De l'Empire des valses à Vienne la Rouge des années 1920, plusieurs siècle durant, Vienne a été la capitale brillante et cosmopolite d’un empire hétérogène, une ville à la fois de tradition et d’avant-garde.
Creuset de la Mittel Europa à l’inter-culturalité productive, Vienne fut un terrain fertile en génies dans tous les domaines artistiques et scientifiques qui remettent en question la culture classique et prônent l'émergence d'un homme nouveau. Simultanément, la société viennoise se trouve en pleine déréliction et connaît une profonde crise d’identité, qui aboutira selon l’expression de Hermann Broch à "l’Apocalypse joyeuse".
C’est dans ce contexte historique, où sévissent l’antiféminisme, l’antisémitisme, l'exacerbation des nationalismes, avec notamment le tiraillement entre les traditions de l’âme autrichienne et l’essor du pangermanisme, qu’Alain-Didier Weill a situé sa pièce "Vienne 1913" qui illustre comment cette crise sociétale induit une crise d'identité individuelle.

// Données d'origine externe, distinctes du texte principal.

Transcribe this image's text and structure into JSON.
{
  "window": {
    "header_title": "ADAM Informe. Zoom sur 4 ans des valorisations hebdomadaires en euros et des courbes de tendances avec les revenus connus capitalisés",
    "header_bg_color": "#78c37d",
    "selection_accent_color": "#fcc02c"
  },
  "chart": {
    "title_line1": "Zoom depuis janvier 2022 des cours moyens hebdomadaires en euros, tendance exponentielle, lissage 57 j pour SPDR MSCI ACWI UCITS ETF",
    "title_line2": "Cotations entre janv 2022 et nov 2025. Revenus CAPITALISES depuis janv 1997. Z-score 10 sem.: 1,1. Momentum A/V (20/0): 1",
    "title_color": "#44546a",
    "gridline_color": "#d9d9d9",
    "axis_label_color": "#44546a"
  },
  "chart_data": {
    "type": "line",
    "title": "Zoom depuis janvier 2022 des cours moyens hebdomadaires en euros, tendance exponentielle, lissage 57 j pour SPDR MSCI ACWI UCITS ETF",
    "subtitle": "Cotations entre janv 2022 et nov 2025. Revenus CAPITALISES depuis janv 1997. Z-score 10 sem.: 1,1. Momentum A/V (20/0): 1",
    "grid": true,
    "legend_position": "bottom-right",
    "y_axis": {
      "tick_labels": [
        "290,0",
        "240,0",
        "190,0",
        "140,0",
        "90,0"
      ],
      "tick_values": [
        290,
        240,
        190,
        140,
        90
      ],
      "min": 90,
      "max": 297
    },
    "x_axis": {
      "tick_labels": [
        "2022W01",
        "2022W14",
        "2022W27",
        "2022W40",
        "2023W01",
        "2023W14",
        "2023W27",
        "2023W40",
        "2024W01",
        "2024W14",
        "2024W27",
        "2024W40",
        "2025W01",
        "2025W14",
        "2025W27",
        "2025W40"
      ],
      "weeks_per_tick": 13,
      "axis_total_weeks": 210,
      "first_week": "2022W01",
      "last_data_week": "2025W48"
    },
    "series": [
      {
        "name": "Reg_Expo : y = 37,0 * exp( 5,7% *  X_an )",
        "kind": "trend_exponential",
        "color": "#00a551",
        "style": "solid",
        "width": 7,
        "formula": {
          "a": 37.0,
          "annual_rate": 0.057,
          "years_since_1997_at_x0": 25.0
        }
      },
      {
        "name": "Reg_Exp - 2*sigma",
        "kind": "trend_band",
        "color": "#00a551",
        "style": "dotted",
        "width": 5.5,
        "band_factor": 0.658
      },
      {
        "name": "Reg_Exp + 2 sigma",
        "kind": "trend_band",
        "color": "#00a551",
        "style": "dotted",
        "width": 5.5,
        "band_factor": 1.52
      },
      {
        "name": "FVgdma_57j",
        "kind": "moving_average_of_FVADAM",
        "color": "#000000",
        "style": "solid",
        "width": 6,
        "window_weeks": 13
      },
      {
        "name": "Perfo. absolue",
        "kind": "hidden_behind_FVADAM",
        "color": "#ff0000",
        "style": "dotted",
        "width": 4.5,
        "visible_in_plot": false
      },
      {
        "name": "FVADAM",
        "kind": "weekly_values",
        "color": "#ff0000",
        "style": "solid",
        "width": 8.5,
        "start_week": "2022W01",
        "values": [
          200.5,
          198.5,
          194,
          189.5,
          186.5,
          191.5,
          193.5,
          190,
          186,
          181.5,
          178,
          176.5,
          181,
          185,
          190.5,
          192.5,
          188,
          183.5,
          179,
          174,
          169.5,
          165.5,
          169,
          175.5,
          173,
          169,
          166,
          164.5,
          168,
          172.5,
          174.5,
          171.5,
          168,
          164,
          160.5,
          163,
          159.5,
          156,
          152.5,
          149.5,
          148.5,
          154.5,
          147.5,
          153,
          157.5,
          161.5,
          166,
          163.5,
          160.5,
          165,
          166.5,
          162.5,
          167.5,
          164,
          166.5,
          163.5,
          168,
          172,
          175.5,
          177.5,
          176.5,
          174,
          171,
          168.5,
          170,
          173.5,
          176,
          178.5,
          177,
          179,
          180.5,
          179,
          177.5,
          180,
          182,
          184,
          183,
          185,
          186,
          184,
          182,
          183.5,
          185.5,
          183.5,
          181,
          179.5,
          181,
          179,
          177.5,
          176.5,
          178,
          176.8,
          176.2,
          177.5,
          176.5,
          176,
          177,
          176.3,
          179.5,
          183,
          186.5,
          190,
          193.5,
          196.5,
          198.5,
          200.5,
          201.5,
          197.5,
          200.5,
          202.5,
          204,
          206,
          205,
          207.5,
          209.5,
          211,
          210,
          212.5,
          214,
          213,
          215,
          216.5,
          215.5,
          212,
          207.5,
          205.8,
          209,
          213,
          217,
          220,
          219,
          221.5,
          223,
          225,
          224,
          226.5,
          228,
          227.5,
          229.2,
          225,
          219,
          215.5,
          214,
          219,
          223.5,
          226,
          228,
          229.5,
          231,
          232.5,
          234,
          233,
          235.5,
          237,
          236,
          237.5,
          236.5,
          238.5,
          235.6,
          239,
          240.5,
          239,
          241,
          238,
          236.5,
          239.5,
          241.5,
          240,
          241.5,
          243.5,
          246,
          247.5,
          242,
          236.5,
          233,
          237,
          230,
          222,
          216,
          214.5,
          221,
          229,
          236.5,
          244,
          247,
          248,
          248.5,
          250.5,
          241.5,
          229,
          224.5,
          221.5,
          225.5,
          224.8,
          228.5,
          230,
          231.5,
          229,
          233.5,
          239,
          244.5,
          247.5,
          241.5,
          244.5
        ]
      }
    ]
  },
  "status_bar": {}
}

Et ce à travers une fiction, placée sous le regard de Freud, celle de la rencontre d'Hugo, un jeune aristocrate viennois, antisémite et également en proie au complexe d’Oedipe pour une mère considérée comme un objet par son mari, et Adolf, désargenté, artiste raté, haïssant la peinture de Klimt qui sublime la féminité, épris des mythes germaniques véhiculés par les opéras wagnériens, qui établit comment la destinée individuelle se trouve parfois sur le fil du rasoir et peut basculer irrémédiablement vers le mal absolu.
Terriblement intelligente et brillante, sans dogmatisme ni déterminisme réducteur, la pièce d’Alain-Didier Weil prône essentiellement la vigilance humaniste et ce n'est pas rien quand on sait qu'il s'agit d'un devoir de tous les instants et d'une tâche qui ne connaît jamais de fin.
Dans une magnifique scénographie "art nouveau" avec la création plastique d'Odile O et accompagné d'un somptueux et spectaculaire orchestre d'instruments de verre, Jean-Luc Paliès réussit une transposition brillante, esthétisante et cependant réaliste, en réunissant les comédiens en formation d’orchestre, dont les rôles sont différenciés par un simple élément de costume.
Tous remarquables, ils interviennent alternativement en lecture au pupitre et en jeu sous la direction d'Isabelle Starker, officiante remarquable, autour du fameux Adolf dont Miguel-Ange Sarmiento donne une incarnation stupéfiante.